Giovine non molla Ricorso in Cassazione

Elezioni regionali, nuovo round sulla vicenda delle firme false che da due anni pende come la spada di Damocle sul governo di Lega e centrodestra in Regione. Michele Giovane, «enfant terrible» della maggioranza guidata da Roberto Cota, rilancia. Lo ha fatto presentando ricorso in Cassazione: l’ultimo miglio per il consigliere dei Pensionati, e non solo lui, condannato in primo grado e in Appello a 2 anni e 8 mesi per aver certificato firme false nella tornata elettorale che defenestrò Mercedes Bresso e il centrosinistra da piazza Castello.
La conferma arriva da Giovanni Nigra, uno dei penalisti che assistono Giovine. Mossa in anticipo, quella del consigliere - ormai politicamente isolato all’interno della sua stessa maggioranza - che aveva tempo fino al 20 ottobre per presentarsi al terzo grado di giudizio. Una mossa che punta ad allungare la fine della partita - nel caso, non avesse presentato ricorso la sentenza di Appello sarebbe diventata definitiva - e presumibilmente a disinnescare il Tar Piemonte convocato l’8 novembre. Nell’occasione, i giudici del Tribunale amministrativo avrebbero potuto prendere atto del passaggio della condanna in giudicato e decidere nel merito: il che avrebbe significato l’annullamento del voto del 2010, lo scioglimento del Consiglio e il ritorno alle urne da parte dei piemontesi in tempi ragionevoli: con le conseguenze politiche del caso. Ora non è escluso che il Tar decida di sospendere il giudizio.
Per questo Giovine ha deciso di tirare dritto: l’istanza è già stata depositata in cancelleria attraverso il patrocinio dell’avvocato romano Carlo Guglielmo Izzo. Almeno sette le motivazioni del ricorso: l’inosservanza di norme processuali , la violazione del diritto di difesa (con riferimento ad alcune testimonianze non accolte negli altri gradi), l’irregolarità nell’accoglimento delle parti civili (vale in particolare per i Radicali e i Pensionati di Luigina Staunovo Polacco), il tribunale «naturale» deputato a celebrare il processo, la quantificazione delle pene comminate. Una boccata di ossigeno anche per Cota e la sua maggioranza: forti delle loro ragioni, ribadite in tutte le sedi, ma costretti a governare con l’assillo di un orizzonte limitato.

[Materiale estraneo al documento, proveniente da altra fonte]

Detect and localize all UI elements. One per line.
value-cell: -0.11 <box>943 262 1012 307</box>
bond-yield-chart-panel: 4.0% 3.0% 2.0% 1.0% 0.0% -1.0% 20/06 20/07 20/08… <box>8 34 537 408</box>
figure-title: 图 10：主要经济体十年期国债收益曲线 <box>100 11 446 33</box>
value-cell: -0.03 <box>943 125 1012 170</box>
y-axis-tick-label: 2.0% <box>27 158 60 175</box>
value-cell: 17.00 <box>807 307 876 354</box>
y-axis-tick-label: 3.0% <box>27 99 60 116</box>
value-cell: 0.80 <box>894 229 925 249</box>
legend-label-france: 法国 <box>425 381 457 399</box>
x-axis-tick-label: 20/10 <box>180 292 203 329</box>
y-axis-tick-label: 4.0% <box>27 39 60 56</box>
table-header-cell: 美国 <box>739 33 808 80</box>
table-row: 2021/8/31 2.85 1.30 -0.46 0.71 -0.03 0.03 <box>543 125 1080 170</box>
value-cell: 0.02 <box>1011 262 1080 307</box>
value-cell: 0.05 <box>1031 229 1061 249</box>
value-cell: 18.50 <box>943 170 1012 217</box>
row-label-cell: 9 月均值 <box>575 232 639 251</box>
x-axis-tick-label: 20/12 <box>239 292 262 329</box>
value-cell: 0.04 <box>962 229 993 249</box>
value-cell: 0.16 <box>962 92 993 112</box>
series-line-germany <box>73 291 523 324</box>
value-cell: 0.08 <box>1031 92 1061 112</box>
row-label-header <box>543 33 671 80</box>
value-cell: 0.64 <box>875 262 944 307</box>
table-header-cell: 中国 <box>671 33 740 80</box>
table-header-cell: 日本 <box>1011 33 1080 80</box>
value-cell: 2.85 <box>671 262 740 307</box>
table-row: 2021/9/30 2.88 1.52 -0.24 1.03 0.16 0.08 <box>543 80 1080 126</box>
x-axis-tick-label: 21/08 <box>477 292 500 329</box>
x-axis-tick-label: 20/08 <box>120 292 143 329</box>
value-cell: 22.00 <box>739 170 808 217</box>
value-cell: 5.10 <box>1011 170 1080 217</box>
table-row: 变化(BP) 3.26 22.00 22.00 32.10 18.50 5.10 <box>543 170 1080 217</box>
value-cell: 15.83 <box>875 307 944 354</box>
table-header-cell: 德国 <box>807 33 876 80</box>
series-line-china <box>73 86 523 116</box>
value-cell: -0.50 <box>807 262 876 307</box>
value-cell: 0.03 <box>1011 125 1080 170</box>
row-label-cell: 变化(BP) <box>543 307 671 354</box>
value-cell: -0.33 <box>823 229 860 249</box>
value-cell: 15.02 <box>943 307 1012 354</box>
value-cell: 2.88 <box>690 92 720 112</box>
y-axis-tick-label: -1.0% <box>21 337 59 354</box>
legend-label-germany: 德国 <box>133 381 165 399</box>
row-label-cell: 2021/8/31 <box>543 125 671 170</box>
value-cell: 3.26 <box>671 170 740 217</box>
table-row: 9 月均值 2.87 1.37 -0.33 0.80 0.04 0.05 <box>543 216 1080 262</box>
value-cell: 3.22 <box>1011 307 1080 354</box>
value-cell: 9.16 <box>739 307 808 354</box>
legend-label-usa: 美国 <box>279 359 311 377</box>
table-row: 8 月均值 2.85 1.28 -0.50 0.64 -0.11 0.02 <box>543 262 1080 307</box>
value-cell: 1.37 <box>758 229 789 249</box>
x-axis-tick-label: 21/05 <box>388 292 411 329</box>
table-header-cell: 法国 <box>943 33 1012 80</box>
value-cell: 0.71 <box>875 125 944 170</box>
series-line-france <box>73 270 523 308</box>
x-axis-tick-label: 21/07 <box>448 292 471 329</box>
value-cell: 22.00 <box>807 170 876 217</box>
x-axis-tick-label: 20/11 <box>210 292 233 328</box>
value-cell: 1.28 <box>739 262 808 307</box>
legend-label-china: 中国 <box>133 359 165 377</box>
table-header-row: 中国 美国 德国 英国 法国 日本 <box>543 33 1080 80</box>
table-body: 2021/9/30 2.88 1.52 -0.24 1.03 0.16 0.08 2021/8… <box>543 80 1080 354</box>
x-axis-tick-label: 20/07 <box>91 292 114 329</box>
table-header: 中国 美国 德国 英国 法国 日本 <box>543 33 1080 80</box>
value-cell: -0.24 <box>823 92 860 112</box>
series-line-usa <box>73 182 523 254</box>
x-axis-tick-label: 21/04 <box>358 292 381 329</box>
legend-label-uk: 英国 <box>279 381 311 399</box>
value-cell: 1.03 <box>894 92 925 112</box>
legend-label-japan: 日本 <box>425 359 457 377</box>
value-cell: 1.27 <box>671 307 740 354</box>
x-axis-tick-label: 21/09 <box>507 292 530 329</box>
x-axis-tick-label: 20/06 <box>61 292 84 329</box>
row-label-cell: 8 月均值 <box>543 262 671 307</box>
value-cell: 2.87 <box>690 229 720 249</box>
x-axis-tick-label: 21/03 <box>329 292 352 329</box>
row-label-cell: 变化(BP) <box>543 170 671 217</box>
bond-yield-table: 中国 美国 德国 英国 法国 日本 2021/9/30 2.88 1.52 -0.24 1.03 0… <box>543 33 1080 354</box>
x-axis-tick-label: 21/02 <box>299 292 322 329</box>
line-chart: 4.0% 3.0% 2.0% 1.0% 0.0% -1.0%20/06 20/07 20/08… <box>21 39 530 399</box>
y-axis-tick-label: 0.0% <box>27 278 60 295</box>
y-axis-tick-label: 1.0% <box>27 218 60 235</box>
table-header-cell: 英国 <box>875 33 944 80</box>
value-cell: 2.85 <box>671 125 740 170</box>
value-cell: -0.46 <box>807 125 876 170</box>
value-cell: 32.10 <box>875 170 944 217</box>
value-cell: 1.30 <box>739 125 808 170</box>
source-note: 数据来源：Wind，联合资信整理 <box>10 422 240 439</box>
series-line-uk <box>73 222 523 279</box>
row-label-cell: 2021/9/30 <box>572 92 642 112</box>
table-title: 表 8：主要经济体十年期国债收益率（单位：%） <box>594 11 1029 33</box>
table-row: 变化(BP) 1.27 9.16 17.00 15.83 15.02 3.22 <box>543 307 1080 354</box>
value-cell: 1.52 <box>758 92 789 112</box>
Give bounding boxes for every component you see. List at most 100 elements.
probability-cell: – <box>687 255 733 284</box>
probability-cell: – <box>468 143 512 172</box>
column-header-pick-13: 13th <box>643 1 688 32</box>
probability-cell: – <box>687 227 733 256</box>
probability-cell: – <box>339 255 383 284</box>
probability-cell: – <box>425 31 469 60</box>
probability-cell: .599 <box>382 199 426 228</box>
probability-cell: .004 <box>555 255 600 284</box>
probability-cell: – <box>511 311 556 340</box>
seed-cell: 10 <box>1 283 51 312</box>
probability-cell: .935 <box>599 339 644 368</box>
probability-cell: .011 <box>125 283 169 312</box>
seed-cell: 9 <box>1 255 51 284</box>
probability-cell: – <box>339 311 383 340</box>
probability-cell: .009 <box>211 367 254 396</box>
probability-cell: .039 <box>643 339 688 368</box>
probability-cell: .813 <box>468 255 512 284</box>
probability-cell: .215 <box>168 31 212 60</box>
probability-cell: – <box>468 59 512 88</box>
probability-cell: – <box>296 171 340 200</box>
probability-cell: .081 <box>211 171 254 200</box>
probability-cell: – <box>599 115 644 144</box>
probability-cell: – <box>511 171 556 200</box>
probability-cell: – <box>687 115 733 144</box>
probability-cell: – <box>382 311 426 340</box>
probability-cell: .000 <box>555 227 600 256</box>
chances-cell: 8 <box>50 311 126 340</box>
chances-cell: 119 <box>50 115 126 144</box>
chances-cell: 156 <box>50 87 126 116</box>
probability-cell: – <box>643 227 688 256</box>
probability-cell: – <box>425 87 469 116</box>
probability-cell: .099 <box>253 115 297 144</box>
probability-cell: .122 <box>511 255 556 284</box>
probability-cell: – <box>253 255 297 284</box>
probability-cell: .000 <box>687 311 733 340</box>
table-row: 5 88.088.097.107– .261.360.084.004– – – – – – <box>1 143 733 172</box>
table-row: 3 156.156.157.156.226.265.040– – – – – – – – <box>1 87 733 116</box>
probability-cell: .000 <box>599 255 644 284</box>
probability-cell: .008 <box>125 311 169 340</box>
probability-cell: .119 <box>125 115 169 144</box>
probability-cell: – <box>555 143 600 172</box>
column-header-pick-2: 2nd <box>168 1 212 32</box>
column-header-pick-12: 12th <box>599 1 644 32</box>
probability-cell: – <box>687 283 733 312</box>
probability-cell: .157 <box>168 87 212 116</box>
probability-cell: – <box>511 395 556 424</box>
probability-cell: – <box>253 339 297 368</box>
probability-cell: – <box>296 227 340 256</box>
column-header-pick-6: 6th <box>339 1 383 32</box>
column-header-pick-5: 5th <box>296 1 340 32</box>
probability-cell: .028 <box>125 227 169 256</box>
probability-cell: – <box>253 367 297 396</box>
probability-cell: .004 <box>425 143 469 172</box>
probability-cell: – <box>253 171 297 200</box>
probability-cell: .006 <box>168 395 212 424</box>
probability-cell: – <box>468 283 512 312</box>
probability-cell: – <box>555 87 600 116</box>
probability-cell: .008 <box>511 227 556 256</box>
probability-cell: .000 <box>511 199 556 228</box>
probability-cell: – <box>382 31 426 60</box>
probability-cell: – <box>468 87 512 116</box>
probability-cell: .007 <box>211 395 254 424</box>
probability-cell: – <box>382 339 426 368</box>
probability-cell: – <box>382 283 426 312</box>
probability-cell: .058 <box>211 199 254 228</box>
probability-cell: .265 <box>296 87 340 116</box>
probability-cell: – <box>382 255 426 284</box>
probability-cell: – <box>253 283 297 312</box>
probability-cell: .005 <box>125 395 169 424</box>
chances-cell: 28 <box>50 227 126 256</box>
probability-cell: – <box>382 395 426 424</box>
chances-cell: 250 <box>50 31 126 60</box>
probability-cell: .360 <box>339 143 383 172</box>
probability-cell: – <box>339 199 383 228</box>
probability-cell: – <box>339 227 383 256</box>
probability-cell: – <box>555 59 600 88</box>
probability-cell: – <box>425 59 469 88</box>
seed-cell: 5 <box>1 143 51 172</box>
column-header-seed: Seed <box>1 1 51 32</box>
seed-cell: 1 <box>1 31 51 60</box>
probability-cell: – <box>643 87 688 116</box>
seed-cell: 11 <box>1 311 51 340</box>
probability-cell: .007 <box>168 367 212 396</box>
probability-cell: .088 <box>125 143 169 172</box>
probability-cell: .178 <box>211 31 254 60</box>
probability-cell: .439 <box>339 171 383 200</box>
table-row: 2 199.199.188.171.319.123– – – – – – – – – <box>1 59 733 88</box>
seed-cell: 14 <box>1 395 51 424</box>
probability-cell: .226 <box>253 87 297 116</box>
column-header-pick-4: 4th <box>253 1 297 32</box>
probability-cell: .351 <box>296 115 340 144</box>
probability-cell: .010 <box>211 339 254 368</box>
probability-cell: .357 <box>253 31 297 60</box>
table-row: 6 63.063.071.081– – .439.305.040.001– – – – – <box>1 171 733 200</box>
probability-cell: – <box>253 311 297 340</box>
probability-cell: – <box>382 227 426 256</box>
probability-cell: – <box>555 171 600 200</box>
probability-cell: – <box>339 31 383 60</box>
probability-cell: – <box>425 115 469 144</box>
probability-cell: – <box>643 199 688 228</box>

Da qui la perplessità di chi, nei giorni scorsi, dava Giovine in procinto di gettare la spugna precipitando nel baratro Cota e la maggioranza. Tanto più che i rapporti tra il consigliere dei Pensionati e il governatore sono al lumicino. Emblematica la seduta del Consiglio regionale di mercoledì, quando a fronte dell’ostruzionismo praticato da Giovine contro la delibera che dispone la riduzione dei consiglieri nella prossima legislatura (da 60 a 50) Cota lo ha minacciato di cacciarlo dalla maggioranza. E non è detto che non accada visto che il destinatario dell’avvertimento ha sbloccato i lavori dell’Aula salvo votare contro il provvedimento. Tranne Maurizio Lupi, consigliere dei Verdi Verdi, anche le linee di comunicazione con i colleghi di Lega e Pdl sono tagliate.
Non a caso, qualcuno aveva letto nelle parole di Giovine - «Non mi sono mai sentito parte di questa maggioranza, me ne farò una ragione e Cota si farà la sua» - qualcosa di più che una manifestazione di amarezza. Niente da fare: si va in Cassazione, con tempi che slitteranno a marzo-aprile del 2013. Partita aperta: per quanto, ancora, non è dato sapere.